The new ward will keep people closer to home for their care and treatment
Research instrumental in securing £8 million funding for new hospital mental health ward
Researchers who specialise in optimising health services worked with health trusts to produce evidence that secured £8 million in funding for a new mental health ward at Torbay Hospital.
The new ward, which will be operated by Devon Partnership NHS Trust (DPT), will reduce the number of placements that have to be made away from Devon, keeping people closer to home for their care and treatment.
The research, which involved University of Exeter academics, was supported by PenCHORD (the Peninsula Collaboration for Health Operational Research and Development). It is part of the National Institute for Health Research (NIHR) Collaboration for Leadership in Applied Health Research and Care (CLAHRC) South West Peninsula - or PenCLAHRC.
PenCHORD is a group of specialists that help healthcare professionals, commissioners and patients make informed decisions about change in the NHS using Operational Research. The team run an annual Health Service Modelling Associates (HSMA) programme which upskills a number of service employees from across the South West.
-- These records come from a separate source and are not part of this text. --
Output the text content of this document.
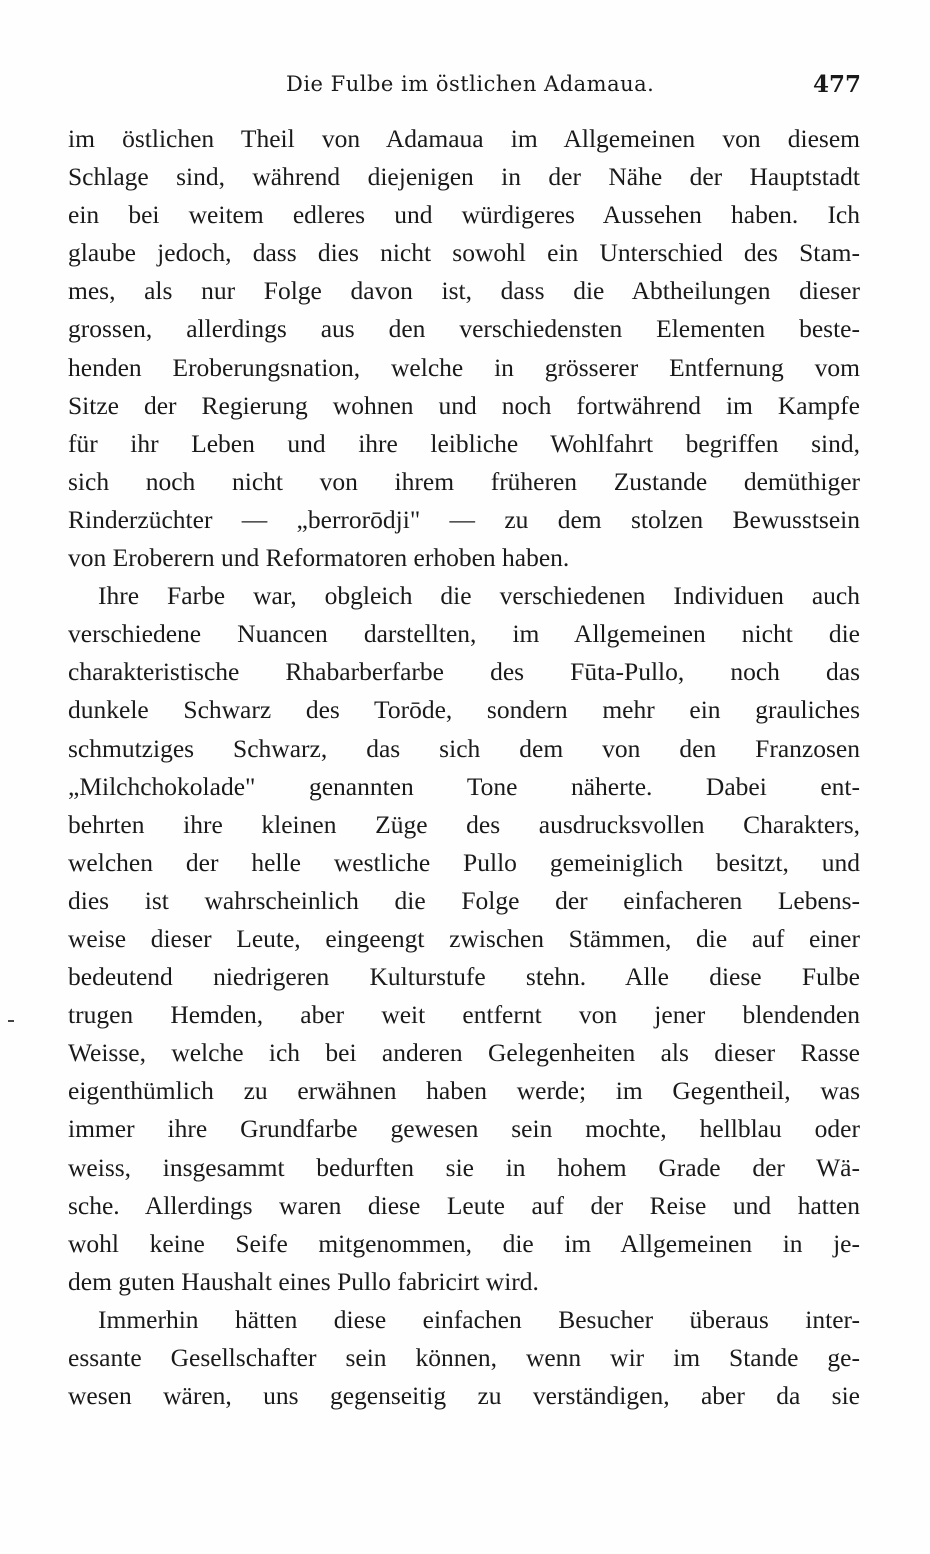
Die Fulbe im östlichen Adamaua.	477
im östlichen Theil von Adamaua im Allgemeinen von diesem
Schlage sind, während diejenigen in der Nähe der Hauptstadt
ein bei weitem edleres und würdigeres Aussehen haben. Ich
glaube jedoch, dass dies nicht sowohl ein Unterschied des Stam-
mes, als nur Folge davon ist, dass die Abtheilungen dieser
grossen, allerdings aus den verschiedensten Elementen beste-
henden Eroberungsnation, welche in grösserer Entfernung vom
Sitze der Regierung wohnen und noch fortwährend im Kampfe
für ihr Leben und ihre leibliche Wohlfahrt begriffen sind,
sich noch nicht von ihrem früheren Zustande demüthiger
Rinderzüchter — „berrorōdji" — zu dem stolzen Bewusstsein
von Eroberern und Reformatoren erhoben haben.
Ihre Farbe war, obgleich die verschiedenen Individuen auch
verschiedene Nuancen darstellten, im Allgemeinen nicht die
charakteristische Rhabarberfarbe des Fūta-Pullo, noch das
dunkele Schwarz des Torōde, sondern mehr ein grauliches
schmutziges Schwarz, das sich dem von den Franzosen
„Milchchokolade" genannten Tone näherte. Dabei ent-
behrten ihre kleinen Züge des ausdrucksvollen Charakters,
welchen der helle westliche Pullo gemeiniglich besitzt, und
dies ist wahrscheinlich die Folge der einfacheren Lebens-
weise dieser Leute, eingeengt zwischen Stämmen, die auf einer
bedeutend niedrigeren Kulturstufe stehn. Alle diese Fulbe
trugen Hemden, aber weit entfernt von jener blendenden
Weisse, welche ich bei anderen Gelegenheiten als dieser Rasse
eigenthümlich zu erwähnen haben werde; im Gegentheil, was
immer ihre Grundfarbe gewesen sein mochte, hellblau oder
weiss, insgesammt bedurften sie in hohem Grade der Wä-
sche. Allerdings waren diese Leute auf der Reise und hatten
wohl keine Seife mitgenommen, die im Allgemeinen in je-
dem guten Haushalt eines Pullo fabricirt wird.
Immerhin hätten diese einfachen Besucher überaus inter-
essante Gesellschafter sein können, wenn wir im Stande ge-
wesen wären, uns gegenseitig zu verständigen, aber da sie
They are given training, a mentor and day release from their job for one day a week, to tackle a work based research project that can be used by their NHS Trust to solve a specific issue or question.
Karl Vile, Commercial and Operational Lead at DPT joined the HSMA programme at the beginning of 2016. He was tasked with considering how the Trust could change its urgent care pathway to reduce pressure in the system and stop having to send patients out of the county for care.
To address this question, Karl mapped the urgent care processes involved and analysed three years of anonymous patient information. This helped him develop a simulation model to test the impact of a set of hypothetical changes on the current system. He looked at the impact on demand for beds, lengths of stay and delayed discharge, and the number of inpatient beds in the system.
Karl’s research resulted in a number of key findings, most notably that there was pressure in the mental health urgent care system. He calculated that the pressure in the urgent care pathway was equivalent to 47 beds. Additionally this pressure was being managed by purchasing beds outside the area, as well as utilising ‘place of safety’ and extra care areas to hold patients whilst waiting for an inpatient bed.
Karl reported that the Trust needed to reduce demand (including providing alternatives to inpatient admission) ; reduce lengths of stay (including delayed discharge) and increase the number of beds. Additionally DPT inpatient wards were found to have high occupancy levels, often above 100%.
The details of Karl Vile’s report were included in DPT’s recently successful application for government investment from a national package designed to modernise and transform NHS services. A £50 million investment will deliver enhanced new facilities and equipment for NHS patients in Devon, of which £8 million will provide essential extra capacity for people who need inpatient care in the form of a new adult mental health ward for Torbay Hospital, which will ultimately reduce the need to send people out of Devon for treatment.
In addition to undertaking the HSMA research project, Karl has continued to work closely with PenCHORD and Devon Partnership Trust’s performance team to develop some detailed geographic modelling, which highlighted where in Devon an additional ward should be built. The team also modelled high intensity users of services and established that a shortage of beds meant that some people were being treated on multiple wards over time, potentially leading to a lack of continuity of care.
Karl said: “I’m delighted to see that this research has helped demonstrate the very real case for funding for this new ward. By having the right number of beds in the right place we can avoid multiple ward stays on different wards, which will reduce overall lengths of stay and improve the continuity of care, which will really benefit people and their families.”
This investment will also help the trust to reduce out of area placements by 2020/21 in line with the five year forward view. Dr Daniel Chalk, Senior Research Fellow and HSMA Programme Lead, PenCLAHRC, said: “Karl's project, and the impact it has generated, demonstrates the huge value of the HSMA Programme. By building capacity within the NHS to allow staff to develop and use simulation models, real changes can be made to improve the way services are delivered, and ultimately, the quality of care that patients receive.
“We are delighted at the news that one of our HSMA projects has led to such a significant positive outcome, and are extremely proud of Karl and all of our 25 HSMAs for delivering projects that have led to real benefits for patients. We remain committed to building Operational Research capacity within the NHS, and are excited about the impact that the HSMA Programme continues to generate.”
Melanie Walker, Chief Executive of Devon Partnership NHS Trust, which provides mental health services, said: “Overall we know that we are 45-50 adult mental health beds short in Devon, when we compare ourselves to other parts of the country, but this this announcement is great news and a major step in the right direction. The funding will enable us to proceed with our plans to build a brand new, 16-bed ward in Torbay – which is the area of the county where we have the greatest need for additional inpatient capacity.
“Our proposal is for the new ward to be located close to our existing wards for adults and older people on the Torbay Hospital site, and we are keen to proceed with the project as quickly as possible. As well as providing a safe, high quality environment for people who require a spell of care in hospital, the new ward will mean that more people can be treated close to home – which is one of our leading priorities.”